The brain is composed of interconnected parts which age according to their own rates, some parts of their brain deteriorate earlier than others.
The first study concentrated on the frontoparietal network of the brain. This portion of the brain is responsible for fluid intelligence, which is the capability of solving new problems that are unforeseen and was published in the journal Nutritional Neuroscience.
The team looked for a possible connection between the size of this network of the brain, performance on tests involving fluid intelligence and the levels of different types of omega- 3 fatty acids in the blood.

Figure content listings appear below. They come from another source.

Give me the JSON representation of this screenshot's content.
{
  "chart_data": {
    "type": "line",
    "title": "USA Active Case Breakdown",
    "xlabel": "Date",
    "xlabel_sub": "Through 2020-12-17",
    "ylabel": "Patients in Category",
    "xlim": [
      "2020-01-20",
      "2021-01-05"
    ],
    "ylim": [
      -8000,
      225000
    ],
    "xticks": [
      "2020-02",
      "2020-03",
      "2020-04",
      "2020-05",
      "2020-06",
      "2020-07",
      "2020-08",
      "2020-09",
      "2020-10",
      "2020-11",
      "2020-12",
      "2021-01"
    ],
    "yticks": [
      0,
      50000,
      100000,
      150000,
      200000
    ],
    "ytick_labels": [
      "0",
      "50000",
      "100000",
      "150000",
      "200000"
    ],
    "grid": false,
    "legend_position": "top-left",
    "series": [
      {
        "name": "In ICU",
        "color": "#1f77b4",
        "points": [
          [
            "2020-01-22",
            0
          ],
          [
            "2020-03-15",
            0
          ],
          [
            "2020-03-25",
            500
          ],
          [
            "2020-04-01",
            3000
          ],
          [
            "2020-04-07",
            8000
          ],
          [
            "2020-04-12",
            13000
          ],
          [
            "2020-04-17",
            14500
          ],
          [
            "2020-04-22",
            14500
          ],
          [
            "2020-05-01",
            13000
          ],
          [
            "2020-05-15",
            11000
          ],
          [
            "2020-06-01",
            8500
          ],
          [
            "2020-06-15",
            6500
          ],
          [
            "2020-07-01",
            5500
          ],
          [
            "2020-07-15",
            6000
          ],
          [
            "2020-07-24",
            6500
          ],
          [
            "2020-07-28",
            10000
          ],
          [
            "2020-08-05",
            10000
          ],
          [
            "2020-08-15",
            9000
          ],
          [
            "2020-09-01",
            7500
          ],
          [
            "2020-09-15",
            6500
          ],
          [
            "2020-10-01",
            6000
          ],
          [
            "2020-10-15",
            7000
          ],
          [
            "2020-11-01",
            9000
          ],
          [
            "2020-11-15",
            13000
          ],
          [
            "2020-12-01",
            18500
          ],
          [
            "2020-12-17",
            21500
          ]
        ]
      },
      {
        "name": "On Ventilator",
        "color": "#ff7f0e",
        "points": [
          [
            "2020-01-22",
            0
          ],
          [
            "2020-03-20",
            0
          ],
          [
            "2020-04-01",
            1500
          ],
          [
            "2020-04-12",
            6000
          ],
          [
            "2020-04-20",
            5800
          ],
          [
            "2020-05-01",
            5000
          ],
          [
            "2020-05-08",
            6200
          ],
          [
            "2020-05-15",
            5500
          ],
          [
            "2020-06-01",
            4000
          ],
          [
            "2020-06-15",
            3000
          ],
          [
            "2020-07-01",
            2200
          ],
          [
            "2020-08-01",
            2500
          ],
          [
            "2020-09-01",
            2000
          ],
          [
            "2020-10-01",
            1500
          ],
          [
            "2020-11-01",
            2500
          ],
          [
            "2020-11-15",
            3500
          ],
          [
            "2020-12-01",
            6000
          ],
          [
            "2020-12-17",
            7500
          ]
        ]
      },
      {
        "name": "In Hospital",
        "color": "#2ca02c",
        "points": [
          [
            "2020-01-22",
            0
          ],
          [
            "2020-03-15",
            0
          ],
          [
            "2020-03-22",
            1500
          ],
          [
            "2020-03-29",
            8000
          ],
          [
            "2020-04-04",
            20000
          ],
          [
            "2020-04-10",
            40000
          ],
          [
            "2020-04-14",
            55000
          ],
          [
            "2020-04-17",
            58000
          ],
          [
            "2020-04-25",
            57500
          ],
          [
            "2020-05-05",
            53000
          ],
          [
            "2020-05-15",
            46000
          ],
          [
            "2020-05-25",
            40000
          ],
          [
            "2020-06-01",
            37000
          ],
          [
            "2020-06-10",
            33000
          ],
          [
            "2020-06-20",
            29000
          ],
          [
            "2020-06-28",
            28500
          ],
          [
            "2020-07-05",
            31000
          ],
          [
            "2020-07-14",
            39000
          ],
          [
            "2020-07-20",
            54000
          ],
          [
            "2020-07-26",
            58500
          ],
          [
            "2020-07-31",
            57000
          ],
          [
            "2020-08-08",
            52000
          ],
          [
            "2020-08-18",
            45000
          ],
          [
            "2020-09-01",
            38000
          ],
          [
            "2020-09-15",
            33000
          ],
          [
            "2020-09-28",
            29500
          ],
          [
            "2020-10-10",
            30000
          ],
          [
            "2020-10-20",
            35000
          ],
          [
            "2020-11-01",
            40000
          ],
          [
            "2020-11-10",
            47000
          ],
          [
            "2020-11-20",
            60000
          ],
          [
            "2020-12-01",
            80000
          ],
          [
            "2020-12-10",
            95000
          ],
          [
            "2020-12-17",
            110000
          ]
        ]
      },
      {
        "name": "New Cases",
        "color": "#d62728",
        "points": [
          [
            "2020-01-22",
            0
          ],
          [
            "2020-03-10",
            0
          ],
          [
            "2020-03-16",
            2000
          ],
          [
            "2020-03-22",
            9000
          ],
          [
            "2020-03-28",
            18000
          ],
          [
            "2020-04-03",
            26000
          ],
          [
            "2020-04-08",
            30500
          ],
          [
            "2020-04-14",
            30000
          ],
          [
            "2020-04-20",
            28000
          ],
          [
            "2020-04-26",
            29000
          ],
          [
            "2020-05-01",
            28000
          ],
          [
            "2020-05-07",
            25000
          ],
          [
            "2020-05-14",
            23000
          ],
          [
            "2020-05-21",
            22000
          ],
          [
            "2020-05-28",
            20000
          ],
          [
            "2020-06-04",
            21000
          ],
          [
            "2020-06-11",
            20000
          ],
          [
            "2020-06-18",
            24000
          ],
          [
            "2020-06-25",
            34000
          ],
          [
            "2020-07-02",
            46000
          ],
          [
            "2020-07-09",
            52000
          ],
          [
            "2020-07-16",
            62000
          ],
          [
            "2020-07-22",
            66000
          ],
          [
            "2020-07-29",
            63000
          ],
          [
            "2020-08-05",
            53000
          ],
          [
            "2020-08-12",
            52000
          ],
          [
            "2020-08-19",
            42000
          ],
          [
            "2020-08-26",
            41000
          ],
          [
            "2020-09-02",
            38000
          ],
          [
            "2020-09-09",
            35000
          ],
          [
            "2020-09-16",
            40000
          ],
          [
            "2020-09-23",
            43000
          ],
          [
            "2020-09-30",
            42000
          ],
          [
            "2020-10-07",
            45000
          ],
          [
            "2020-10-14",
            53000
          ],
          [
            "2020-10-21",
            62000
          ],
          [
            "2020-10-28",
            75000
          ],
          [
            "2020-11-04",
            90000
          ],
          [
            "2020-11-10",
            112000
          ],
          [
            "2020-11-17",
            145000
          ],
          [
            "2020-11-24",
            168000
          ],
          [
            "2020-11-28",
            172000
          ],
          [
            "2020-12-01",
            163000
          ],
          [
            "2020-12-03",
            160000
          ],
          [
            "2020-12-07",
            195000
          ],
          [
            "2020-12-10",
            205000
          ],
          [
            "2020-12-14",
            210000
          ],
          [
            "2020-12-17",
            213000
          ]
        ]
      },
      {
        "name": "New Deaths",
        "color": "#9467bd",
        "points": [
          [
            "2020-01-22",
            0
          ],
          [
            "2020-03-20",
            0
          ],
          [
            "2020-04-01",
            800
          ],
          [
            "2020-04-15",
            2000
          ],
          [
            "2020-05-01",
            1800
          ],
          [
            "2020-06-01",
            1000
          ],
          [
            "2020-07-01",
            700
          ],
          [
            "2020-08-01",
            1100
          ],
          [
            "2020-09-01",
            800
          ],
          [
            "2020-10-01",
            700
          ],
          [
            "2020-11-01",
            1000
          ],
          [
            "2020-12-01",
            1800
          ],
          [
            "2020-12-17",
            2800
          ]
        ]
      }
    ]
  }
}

The results of the study revealed that that those who had higher levels of three omegas -3 fatty acids in their blood—ALA, sardonic acid and ecosatrienoic acid also were inclined to have a larger frontoparietal cortex, which helped in the performance of the participants in tests of fluid intelligence.
The second study, was published in the journal Aging and Disease, which reviewed the white matter formation of the fornix. Located in the centre of the brain and is responsible for memory. Previously studies have found that fornix is one of the first regions of the brain to be affected because of Alzheimer’s Disease.
The study found out that the size of the fornix was related to balanced levels of the omega-3 and omega-3 fatty acids in the blood and that a larger fornix was associated with good memory in older adults.
Although the research team acknowledged that further research is required to further test their hypothesis, Zamroziewicz added that “These findings have important implications for the Western diet, which tends to be misbalanced with high amounts of omega-6 fatty acids and low amounts of omega-3 fatty acids.”
“A lot of research tells us that people need to be eating fish and fish oil to get neuroprotective effects from these particular fats, but this new finding suggests that even the fats that we get from nuts, seeds and oils can also make a difference in the brain,” she added.